Not so fast. While the iPhone is by far the most homogenous mobile platform, there are still two distinct iPhones in use today: retina and non-retina display phones. That's not even the worst of it. By all accounts Android is as large a market as the iPhone for web content, and you know how many types of Android there are?
Neither do we, but it's a lot.
Android has different screen resolutions, DPIs, aspect ratios, and operating systems. Some Android tablets (did we mention tablets, too?) use Chrome, while others use the Android browser. Phones and tablets can be in landscape or portait.

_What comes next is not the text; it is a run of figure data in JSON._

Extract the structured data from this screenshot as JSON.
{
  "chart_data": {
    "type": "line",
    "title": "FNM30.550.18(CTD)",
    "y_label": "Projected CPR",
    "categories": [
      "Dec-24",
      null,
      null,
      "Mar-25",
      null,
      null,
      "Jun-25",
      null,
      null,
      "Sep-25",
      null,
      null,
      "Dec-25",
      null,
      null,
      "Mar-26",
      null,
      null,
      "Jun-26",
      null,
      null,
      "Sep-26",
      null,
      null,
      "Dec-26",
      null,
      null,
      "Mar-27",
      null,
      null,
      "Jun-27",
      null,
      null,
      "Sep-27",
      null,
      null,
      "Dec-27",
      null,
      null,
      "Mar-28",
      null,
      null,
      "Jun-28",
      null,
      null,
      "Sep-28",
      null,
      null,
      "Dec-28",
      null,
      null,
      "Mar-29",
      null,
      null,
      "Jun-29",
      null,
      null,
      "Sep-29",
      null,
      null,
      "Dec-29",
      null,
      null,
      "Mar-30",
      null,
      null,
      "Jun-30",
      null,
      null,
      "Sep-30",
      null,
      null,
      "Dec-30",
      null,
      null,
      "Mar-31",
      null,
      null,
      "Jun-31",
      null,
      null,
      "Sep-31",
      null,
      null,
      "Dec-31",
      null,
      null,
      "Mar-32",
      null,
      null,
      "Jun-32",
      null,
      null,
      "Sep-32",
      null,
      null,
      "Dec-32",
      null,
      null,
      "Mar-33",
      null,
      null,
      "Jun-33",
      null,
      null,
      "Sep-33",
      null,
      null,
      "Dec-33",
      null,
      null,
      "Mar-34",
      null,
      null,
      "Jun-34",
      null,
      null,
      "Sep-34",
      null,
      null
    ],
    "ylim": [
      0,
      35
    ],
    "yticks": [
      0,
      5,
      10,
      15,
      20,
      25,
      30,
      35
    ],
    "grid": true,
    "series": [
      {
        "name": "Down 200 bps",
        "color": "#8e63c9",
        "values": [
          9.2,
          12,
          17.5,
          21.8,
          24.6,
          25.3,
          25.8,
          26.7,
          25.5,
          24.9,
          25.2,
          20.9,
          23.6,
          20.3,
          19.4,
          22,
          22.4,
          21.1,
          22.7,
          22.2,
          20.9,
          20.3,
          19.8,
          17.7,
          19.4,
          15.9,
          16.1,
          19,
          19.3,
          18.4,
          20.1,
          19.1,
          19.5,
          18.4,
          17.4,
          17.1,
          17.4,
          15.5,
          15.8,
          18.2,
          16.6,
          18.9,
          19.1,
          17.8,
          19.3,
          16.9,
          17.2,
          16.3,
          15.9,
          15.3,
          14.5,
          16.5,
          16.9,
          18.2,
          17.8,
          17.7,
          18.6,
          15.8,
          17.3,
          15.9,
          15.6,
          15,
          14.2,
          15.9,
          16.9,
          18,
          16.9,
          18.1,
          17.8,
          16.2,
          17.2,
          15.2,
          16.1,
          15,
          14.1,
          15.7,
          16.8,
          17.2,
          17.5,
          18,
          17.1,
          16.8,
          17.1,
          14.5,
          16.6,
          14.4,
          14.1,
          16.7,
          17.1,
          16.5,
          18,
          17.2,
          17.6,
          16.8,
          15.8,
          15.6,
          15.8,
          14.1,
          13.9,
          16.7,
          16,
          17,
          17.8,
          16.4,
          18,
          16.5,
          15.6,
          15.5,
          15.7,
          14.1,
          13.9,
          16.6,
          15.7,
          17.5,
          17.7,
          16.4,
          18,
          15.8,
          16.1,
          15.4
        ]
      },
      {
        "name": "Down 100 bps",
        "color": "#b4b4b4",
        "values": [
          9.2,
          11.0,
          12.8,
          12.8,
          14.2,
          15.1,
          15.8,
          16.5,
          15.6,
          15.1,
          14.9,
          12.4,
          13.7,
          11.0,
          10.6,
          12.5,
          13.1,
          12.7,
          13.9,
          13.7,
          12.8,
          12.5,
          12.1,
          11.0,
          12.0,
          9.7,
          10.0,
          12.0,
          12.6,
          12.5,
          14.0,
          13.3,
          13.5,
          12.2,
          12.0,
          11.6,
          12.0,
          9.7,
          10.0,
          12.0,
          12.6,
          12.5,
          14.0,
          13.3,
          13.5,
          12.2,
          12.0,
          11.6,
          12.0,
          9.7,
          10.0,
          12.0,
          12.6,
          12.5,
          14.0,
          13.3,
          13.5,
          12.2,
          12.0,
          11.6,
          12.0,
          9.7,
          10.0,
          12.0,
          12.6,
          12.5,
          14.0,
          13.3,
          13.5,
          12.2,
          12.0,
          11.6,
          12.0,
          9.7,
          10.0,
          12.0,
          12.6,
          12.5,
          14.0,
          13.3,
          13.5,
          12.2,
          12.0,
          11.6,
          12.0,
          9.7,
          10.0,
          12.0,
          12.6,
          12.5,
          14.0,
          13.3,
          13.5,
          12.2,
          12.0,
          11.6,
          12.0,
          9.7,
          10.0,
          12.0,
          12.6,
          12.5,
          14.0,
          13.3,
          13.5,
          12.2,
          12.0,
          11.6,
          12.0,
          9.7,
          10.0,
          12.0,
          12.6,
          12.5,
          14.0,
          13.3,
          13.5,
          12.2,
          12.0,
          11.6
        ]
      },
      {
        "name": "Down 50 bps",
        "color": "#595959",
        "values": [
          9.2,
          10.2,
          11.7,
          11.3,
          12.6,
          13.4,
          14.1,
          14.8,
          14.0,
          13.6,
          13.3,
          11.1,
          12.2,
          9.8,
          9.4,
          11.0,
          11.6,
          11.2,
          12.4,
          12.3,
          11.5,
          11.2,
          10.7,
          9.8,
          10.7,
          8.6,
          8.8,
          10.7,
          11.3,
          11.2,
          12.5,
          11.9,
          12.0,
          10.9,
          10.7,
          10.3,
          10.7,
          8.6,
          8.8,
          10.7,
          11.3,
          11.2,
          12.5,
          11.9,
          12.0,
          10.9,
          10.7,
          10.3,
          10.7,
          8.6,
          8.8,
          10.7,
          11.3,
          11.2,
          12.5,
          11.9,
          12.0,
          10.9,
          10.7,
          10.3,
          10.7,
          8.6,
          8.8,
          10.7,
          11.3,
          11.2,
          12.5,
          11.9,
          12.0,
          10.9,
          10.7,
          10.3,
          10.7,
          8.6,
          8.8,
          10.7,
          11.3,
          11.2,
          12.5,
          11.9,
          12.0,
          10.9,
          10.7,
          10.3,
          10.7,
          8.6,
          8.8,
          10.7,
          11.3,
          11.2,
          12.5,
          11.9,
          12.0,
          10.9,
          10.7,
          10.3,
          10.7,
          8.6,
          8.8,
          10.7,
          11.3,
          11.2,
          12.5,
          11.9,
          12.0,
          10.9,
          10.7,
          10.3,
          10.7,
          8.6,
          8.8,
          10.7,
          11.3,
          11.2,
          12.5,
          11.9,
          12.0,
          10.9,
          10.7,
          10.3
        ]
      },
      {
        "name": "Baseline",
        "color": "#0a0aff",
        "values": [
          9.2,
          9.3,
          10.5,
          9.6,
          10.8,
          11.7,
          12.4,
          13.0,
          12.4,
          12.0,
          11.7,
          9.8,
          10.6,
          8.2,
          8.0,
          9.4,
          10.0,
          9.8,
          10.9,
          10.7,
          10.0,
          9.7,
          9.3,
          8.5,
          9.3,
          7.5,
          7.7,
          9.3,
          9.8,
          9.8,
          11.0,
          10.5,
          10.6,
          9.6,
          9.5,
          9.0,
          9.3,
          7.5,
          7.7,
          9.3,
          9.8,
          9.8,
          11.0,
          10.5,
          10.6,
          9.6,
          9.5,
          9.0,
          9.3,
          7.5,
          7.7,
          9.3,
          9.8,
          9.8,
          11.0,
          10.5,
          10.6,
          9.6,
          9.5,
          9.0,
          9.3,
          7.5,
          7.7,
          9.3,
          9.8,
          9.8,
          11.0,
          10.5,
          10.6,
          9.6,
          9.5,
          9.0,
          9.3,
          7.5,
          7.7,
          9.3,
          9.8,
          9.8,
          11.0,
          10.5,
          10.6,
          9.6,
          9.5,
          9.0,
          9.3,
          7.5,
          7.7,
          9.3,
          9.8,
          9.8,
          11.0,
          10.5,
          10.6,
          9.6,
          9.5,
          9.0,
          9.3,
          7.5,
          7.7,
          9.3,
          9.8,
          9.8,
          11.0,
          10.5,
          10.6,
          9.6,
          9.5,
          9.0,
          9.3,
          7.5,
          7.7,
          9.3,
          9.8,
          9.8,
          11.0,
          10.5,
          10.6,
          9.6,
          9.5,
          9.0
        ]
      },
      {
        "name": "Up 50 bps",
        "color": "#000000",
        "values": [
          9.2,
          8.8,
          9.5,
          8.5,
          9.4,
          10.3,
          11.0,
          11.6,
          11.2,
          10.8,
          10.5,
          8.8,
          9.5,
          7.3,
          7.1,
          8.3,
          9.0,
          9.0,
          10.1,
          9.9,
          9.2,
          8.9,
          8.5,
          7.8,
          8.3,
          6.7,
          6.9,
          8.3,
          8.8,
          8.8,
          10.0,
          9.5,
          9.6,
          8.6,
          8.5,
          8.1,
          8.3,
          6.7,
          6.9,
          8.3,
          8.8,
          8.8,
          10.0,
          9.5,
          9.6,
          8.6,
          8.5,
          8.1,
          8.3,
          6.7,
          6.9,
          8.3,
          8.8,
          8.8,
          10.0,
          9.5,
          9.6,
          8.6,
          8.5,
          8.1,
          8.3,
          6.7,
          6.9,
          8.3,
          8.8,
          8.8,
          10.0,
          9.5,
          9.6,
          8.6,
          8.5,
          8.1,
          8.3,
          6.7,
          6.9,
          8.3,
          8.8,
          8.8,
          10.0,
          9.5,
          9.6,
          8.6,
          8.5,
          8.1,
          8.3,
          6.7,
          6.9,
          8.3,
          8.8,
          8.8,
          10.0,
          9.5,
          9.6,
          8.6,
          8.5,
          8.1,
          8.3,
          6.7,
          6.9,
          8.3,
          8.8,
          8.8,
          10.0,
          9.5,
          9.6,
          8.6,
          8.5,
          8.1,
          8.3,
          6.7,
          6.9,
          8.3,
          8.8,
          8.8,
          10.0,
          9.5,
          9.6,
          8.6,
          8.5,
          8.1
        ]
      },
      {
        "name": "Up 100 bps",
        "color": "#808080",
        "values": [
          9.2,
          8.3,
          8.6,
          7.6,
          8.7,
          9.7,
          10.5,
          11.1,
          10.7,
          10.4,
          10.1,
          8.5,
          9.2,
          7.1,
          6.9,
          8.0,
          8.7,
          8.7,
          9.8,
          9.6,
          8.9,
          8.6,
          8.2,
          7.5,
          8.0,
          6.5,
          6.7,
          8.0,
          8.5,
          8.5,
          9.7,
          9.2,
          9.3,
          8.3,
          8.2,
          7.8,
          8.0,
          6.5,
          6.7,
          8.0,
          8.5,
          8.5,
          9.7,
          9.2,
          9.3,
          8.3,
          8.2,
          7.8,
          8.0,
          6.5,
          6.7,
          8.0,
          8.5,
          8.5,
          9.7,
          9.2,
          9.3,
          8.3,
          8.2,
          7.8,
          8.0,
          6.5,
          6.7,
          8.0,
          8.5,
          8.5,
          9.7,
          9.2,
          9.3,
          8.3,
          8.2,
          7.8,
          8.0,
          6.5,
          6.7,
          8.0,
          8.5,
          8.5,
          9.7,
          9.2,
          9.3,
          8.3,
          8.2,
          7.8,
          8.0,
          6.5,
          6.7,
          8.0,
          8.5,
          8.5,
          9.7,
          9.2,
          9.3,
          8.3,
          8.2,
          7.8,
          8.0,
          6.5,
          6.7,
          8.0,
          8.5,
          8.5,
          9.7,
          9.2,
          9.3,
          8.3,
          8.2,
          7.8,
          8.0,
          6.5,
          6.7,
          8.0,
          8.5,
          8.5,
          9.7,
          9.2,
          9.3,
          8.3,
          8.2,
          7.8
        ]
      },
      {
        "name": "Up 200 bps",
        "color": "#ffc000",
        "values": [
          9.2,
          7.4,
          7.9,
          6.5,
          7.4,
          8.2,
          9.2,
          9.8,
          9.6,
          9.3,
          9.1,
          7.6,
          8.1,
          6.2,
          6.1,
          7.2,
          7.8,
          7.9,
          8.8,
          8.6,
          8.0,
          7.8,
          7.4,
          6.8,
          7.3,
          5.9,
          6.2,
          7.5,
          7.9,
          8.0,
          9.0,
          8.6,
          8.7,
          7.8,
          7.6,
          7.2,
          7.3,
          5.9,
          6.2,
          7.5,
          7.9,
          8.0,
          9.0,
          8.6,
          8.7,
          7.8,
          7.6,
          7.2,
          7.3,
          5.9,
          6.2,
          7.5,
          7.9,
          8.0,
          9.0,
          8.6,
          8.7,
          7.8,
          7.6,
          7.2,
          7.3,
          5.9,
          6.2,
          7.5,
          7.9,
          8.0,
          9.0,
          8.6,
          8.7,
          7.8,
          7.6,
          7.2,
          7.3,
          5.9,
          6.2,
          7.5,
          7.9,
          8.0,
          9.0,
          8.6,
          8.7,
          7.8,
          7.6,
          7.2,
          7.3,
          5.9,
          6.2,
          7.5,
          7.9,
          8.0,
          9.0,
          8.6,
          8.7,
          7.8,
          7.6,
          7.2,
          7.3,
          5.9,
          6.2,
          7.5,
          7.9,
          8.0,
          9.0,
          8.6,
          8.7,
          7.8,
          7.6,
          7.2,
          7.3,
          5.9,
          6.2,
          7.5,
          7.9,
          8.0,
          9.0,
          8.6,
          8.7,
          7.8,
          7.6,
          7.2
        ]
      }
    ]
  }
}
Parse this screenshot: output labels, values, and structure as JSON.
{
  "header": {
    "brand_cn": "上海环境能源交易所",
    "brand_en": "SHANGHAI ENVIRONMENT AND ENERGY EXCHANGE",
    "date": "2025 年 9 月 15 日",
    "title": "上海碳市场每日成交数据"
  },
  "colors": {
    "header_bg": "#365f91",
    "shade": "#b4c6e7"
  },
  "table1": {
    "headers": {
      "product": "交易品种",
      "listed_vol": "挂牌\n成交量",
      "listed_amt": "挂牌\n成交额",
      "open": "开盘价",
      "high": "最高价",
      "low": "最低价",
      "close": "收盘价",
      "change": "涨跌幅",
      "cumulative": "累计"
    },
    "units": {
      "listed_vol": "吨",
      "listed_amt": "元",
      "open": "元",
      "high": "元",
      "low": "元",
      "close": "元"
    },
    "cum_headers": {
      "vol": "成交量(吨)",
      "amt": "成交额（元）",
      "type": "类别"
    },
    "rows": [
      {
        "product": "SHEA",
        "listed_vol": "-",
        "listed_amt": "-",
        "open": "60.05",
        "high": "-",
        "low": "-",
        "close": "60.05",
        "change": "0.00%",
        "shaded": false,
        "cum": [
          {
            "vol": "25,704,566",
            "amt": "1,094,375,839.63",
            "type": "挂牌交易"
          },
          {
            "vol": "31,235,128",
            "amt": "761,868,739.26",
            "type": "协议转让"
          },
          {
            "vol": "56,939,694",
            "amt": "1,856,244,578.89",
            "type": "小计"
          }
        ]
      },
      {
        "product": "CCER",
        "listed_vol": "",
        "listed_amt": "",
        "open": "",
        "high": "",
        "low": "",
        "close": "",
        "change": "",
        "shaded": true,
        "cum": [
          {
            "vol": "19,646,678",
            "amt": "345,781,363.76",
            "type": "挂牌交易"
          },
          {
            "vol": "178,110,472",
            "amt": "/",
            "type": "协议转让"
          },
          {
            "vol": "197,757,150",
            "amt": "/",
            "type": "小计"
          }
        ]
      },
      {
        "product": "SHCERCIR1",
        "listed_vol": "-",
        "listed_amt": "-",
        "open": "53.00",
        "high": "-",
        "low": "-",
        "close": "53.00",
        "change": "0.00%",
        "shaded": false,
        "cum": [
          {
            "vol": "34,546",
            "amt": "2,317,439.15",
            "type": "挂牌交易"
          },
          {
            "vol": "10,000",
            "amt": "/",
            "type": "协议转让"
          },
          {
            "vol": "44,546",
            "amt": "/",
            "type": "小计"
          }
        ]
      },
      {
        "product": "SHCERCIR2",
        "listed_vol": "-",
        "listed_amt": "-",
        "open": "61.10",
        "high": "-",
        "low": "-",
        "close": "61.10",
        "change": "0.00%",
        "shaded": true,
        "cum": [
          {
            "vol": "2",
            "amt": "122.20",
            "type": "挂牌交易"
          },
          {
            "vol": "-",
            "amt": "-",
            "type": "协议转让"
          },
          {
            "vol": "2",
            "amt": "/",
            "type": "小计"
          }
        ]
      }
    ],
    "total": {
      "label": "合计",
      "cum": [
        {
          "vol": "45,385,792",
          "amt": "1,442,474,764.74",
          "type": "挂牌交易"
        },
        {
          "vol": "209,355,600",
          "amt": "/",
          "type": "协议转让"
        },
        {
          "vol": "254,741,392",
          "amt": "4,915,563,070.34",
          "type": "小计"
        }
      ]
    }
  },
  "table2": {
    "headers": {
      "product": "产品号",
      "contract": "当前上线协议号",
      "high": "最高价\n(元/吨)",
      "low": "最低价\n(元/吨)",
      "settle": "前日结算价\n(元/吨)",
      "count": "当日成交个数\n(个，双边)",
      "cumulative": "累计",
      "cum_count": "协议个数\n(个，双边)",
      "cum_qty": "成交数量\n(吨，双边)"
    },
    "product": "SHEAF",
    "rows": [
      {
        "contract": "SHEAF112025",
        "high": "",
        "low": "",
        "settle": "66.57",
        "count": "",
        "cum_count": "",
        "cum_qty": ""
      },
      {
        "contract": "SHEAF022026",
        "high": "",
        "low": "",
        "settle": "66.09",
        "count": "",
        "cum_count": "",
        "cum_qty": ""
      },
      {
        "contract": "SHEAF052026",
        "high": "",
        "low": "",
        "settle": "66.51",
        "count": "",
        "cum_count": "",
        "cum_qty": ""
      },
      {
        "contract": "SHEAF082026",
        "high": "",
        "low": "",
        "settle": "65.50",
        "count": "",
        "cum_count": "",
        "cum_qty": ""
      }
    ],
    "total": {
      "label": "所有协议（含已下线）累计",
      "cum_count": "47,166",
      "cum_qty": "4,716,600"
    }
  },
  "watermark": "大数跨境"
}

Multiply all that out and you could check your design in 100 configurations and still not be done.
The Third Hurdle: Apps
For a while now Apple has been playing up Safari Reader, a feature to strip out the cruft of webpages and just give you the content. Instapaper has been doing this for a while, and there's a few more apps out there that are taking that approach. RSS readers have been positioning your content in a similar way forever now.
How about Flipboard? What does your content look like there? Or how about on the Wii browser (now perhaps soon to be the Wii U browser)? Or the PS3 browser? Or the Kindle? Or Smart TVs?
Building for the Shifting Landscape
For years we've been designing for what we felt like was an annoying abundance of browsers, but that's nothing compared to what's happening now. We're going to be talking more about how to design and build for these new media, but this is what you need to know and plan for right now:
You will never know what device someone will use to view your website, or read your content.
You won't know the dimensions, the screen size, the colors available, or the technology it uses. That means giving up the idea that we're in control of presentation. We can influence, and shape, but not control.
Going forward it's going to be interactions and experience that we shape, more so than the visual presentation of sites or apps. That's good - those have always been the critical, memorable parts of an online product. Start thinking about how what you're working on holds up when you let go of the pixels.